As a business F1 continues to evolve. A planned IPO on the Singapore stock exchange was postponed after CVC Capital sold 21% of F1 for $1.6 billion in May to three institutional investors, Waddell & Reid, Black Rock and Norges Bank Investment Management. The first two are US asset managers, the last is Norway's state money manager. A new Concorde Agreement has also been under negotiation this year. The new agreement will last through 2020 and will give the teams a substantial increase doubling their share of F1's profits.

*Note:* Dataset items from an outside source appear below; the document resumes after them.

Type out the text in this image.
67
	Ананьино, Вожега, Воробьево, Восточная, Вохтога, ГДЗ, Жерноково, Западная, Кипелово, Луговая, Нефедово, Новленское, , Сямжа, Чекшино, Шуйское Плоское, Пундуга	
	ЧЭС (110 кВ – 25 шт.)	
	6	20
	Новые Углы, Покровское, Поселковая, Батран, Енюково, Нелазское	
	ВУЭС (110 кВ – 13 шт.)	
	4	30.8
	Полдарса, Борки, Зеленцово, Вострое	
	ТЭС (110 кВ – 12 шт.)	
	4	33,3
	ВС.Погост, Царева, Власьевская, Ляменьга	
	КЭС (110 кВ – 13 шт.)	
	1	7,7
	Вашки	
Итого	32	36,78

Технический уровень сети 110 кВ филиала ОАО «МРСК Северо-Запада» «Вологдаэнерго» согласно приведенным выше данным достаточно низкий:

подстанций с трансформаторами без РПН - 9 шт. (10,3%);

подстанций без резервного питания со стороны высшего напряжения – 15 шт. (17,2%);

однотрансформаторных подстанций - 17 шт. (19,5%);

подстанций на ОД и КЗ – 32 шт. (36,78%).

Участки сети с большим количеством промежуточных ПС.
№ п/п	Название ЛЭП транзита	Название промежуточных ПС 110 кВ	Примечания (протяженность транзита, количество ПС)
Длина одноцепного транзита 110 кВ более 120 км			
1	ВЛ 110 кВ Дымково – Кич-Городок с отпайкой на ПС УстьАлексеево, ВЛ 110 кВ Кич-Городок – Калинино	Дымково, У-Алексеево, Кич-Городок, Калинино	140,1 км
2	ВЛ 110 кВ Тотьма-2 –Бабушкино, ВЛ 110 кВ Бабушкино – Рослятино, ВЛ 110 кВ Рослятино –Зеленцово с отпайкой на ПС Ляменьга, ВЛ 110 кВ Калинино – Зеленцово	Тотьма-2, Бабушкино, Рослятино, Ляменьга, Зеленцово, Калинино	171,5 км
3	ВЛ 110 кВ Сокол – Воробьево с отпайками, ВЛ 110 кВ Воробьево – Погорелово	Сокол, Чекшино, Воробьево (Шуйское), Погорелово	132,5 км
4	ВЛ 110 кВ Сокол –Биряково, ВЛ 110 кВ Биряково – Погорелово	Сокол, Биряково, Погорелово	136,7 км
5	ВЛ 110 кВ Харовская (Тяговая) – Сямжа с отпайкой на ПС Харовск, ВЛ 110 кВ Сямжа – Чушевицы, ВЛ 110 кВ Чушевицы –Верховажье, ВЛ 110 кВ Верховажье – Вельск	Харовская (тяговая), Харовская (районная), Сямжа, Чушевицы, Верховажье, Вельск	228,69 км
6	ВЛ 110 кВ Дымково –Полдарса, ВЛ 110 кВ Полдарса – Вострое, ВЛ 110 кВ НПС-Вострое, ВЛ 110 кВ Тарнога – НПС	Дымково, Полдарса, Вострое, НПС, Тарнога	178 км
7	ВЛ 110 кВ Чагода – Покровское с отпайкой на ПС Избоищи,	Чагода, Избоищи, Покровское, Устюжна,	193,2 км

Meanwhile there are increasing questions about Bernie Ecclestone's ability to run F1. In June German banker Gerhard Gribbowsky was found guilty in a Munich court of receiving a corrupt payment of $44 million from Ecclestone. Gribbowsky was involved in F1's sale to CVC and Ecclestone has admitted to paying the bribe, claiming he was blackmailed. Gribbowsky is appealing his conviction and it's said Ecclestone may be charged by the German authorities as the case continues to unfold. If so, he could be removed as F1's chief executive but that's something the 81-year old Ecclestone will not let happen without a fierce fight.

After an absence of five years F1 returns to America in November this year with the debut of Austin's Circuit of the Americas. The revived United States GP will be the second-last race of the F1 season followed the next weekend by the season-closer at Interlagos in Brazil. A second USGP will be added next year in Weehawken, New Jersey directly across the Hudson River from Manhattan and everyone hopes Austin and Weehawken will buck the tide of failed American F1 venues and become successful, established events.

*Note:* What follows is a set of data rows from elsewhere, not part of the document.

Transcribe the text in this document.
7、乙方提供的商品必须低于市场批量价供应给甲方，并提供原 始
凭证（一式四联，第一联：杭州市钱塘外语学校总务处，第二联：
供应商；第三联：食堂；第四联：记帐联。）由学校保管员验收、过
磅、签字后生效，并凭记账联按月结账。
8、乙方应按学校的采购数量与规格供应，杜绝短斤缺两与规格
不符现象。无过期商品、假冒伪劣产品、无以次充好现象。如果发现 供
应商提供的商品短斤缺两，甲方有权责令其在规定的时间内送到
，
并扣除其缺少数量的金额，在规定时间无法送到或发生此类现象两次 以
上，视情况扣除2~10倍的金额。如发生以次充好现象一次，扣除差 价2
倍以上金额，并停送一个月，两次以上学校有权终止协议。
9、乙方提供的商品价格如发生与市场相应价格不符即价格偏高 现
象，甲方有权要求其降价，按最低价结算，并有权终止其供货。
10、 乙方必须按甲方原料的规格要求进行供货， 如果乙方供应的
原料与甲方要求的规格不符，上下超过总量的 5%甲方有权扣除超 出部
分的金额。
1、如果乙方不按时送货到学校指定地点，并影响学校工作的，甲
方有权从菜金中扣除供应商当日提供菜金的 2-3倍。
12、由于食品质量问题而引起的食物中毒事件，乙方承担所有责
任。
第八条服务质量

With the Olympics upon us the value of national pride in sports is obvious to all and it's no surprise that F1's TV ratings are at their best these days in countries like Germany, the UK and Spain who have superstars to cheer for in Vettel, Schumacher, Hamilton, Button and Alonso. There's no doubt that for Austin and Weehawken to be truly successful events it's necessary to have at least one competitive American driver in the field.

© Gary Gold
As we all know, over the last thirty years the United States has been an abysmal failure at producing F1 drivers or teams. But if these two new American F1 races are to establish themselves as thriving major events on the US sports calendar it will be neccessary to turn around this record of failure.

To make it happen the promoters at Austin and Weehawken should band together and sell sponsorship for a proper American ladder to Formula One. Such a system has reaped great rewards for Red Bull and that's exactly what's needed--a step-by-step system sponsoring talented young American racers from Formula Ford and Formula 3 up through GP3 and GP2 to F1.

The beginnings are there in Jeremy Shaw's excellent Team USA program which has provided valuable help to the budding careers of many young American open-wheel racers. Team USA gives young guys an opportunity to race Formula Fords in the UK and attempt to launch their European careers aimed at F1. What's desperately needed are the massive sponsorship dollars required to move these talented youngsters up the next steps on Europe's professional ladder system.

We need a national effort to support guys like Conor Daly, Alex Rossi, et al, and develop a real path for an American driver or two to race in F1. If the new big players in F1 in America are to be successful it's essential for them to invest in making the dream happen of a ladder to F1 for young American racers.